Elle se releva pour découvrir Ilyana qui l’observait d’un air inquiet, les mains posées sur ses hanches. En voyant le visage défait de son amie, Elara se rappela que pour elle aussi la soirée ne s’était pas déroulée comme elle le souhaitait. Elle se mordit les lèvres.
— Oh, Ilyana, je suis désolée, tu n’as pas pu offrir ta couronne hier soir ! Comment tu vas ?
Ilyana l’aida à se relever.
— De quoi tu parles Ela ? Ma couronne, c’est le moindre de mes soucis ! Ce qui est arrivé à ton père est une catastrophe.
Le cœur d’Elara se serra.
— On va s’en sortir, murmura-t-elle.
— Bien sûr que vous allez vous en sortir !
Ilyana entoura ses épaules avec ses longs bras fins.
— On est là pour vous aider. Ensemble, je suis certaine qu’on peut trouver une solution ! Tu n’es pas la petite fée du village pour rien.
Ilyana pencha la tête sur le côté avec un air taquin.
— En plus, tout n’est pas perdu pour moi ! Les anciens parlent de réorganiser une fête des fleurs séchées après celle du solstice.
— C’est quoi cette cérémonie ? souffla un vent froid dans son dos.
Les épaules d’Elara se crispèrent en entendant la voix du magicien derrière elle. Il l’avait rattrapée beaucoup trop vite !
— On y va ? demanda-t-elle à Ilyana.
— Oui ! Les autres nous attendent.
Elles traversèrent le village, étonnement silencieux pour rejoindre la salle des fêtes. Alors qu’elle s’éloignait, elle entendit Aelius crier.
— Tu ne peux pas m’échapper, bizarrement je sais toujours où tu te trouves.
Ilyana la traina l’intérieur où les tables décorées avaient laissé leurs places à de longues tables de pique-nique. Certains des villageois fabriquaient des sandwichs avec les restes du repas de la soirée. Dans un coin, elle repéra Doc en compagnie de sa famille. Son père aussi se trouvait là. D’un air dégouté, il croquait dans son sandwich sous les yeux inquiets de sa mère. Elle culpabilisa de n’avoir pu être présente le matin pour aider sa mère et sa sœur.

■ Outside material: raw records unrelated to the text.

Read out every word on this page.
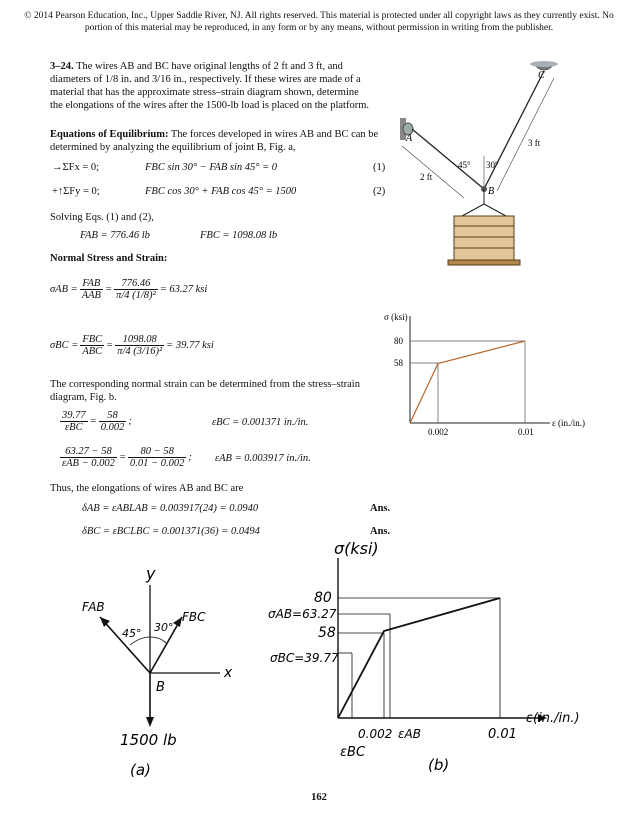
© 2014 Pearson Education, Inc., Upper Saddle River, NJ. All rights reserved. This material is protected under all copyright laws as they currently exist. No portion of this material may be reproduced, in any form or by any means, without permission in writing from the publisher.
3–24. The wires AB and BC have original lengths of 2 ft and 3 ft, and diameters of 1/8 in. and 3/16 in., respectively. If these wires are made of a material that has the approximate stress–strain diagram shown, determine the elongations of the wires after the 1500-lb load is placed on the platform.
Equations of Equilibrium: The forces developed in wires AB and BC can be determined by analyzing the equilibrium of joint B, Fig. a,
→ΣFx = 0;	FBC sin 30° − FAB sin 45° = 0	(1)
+↑ΣFy = 0;	FBC cos 30° + FAB cos 45° = 1500	(2)
Solving Eqs. (1) and (2),
FAB = 776.46 lb	FBC = 1098.08 lb
Normal Stress and Strain:
$\sigma AB = \frac{\text{FAB}}{\text{AAB}} = \frac{776.46}{\text{π/4 (1/8)²}} = 63.27$ ksi
$\sigma BC = \frac{\text{FBC}}{\text{ABC}} = \frac{1098.08}{\text{π/4 (3/16)²}} = 39.77$ ksi
The corresponding normal strain can be determined from the stress–strain diagram, Fig. b.
$\frac{39.77}{\text{εBC}} = \frac{58}{0.002}$ ;	εBC = 0.001371 in./in.
$\frac{63.27 - 58}{\text{εAB − 0.002}} = \frac{80 - 58}{0.01 - 0.002}$ ; εAB = 0.003917 in./in.
Thus, the elongations of wires AB and BC are
δAB = εABLAB = 0.003917(24) = 0.0940	Ans.
δBC = εBCLBC = 0.001371(36) = 0.0494	Ans.
A
C
B
2 ft
3 ft
45° 30°
σ (ksi)
80
58
0.002	0.01
ε (in./in.)
y
x
B
FAB
FBC
45° 30°
1500 lb
(a)
σ(ksi)
80
σAB=63.27
58
σBC=39.77
0.002 εAB	0.01
εBC
ε(in./in.)
(b)
162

— Je vais les rejoindre ! dit-elle à Ilyana. On se retrouve tout à l’heure.
— Ça marche, on se trouve à cette table.
Elle désigna le fond de la salle. Ses amis discutaient autour d’une tasse de café. Seul Camille paraissait renfermé, les poings serrés sous la table.
— Faudra que tu m’expliques ce qu’il s’est passé entre Camille et toi, chuchota Ilyana à l’oreille de la sorcière. Parce qu’il tire une de ses têtes depuis ce matin.
— L’amoureux transi semblait déjà énervé ce matin, continua la voix agaçante du magicien. Quand il est parti de chez toi.
Elara attendit qu’Ilyana se soit éloignée pour répliquer du bout des lèvres à l’enquiquineur.
— Mêle-toi de tes affaires.
Elle rallia la table de doc, sa sœur lui tendit un sandwich mis de côté pour elle.
— Elara ! Content que tu nous rejoignes. On discutait des mesures à prendre pour atténuer les symptômes de la malédiction pour ton père. Comme tu le sais, une présence constante les aide à garder un pied dans la réalité. Avec les habitants du village, on propose de se relayer pour le prendre avec nous par demi-journée.
— Mais je peux m’en occuper, rétorqua sa mère.
— Paula, renchérit Doc , tu as vu comment cela s’est passé avec Hildegarde, au bout d’un moment tes nerfs ne suivront plus. Ils sont tellement…
Le magicien s’accroupit à côté d’Elara, rompant la concentration de la jeune femme. Il posa ses coudes sur la table et l’observa d’un air soucieux.
— C’est ça qui t’empêche de m’aider ? Une étrange malédiction qui a touché ta famille ?
Elle secoua discrètement la tête.
— Pourtant ça serait une bonne raison de faire équipe avec moi ! continua le magicien.
Elara fronça les sourcils et se tourna pour regarder les yeux glacés d’Aelius qui brillaient d’une étrange lueur.
— Je recherche le cristal de Yule… il peut exaucer tous les souhaits.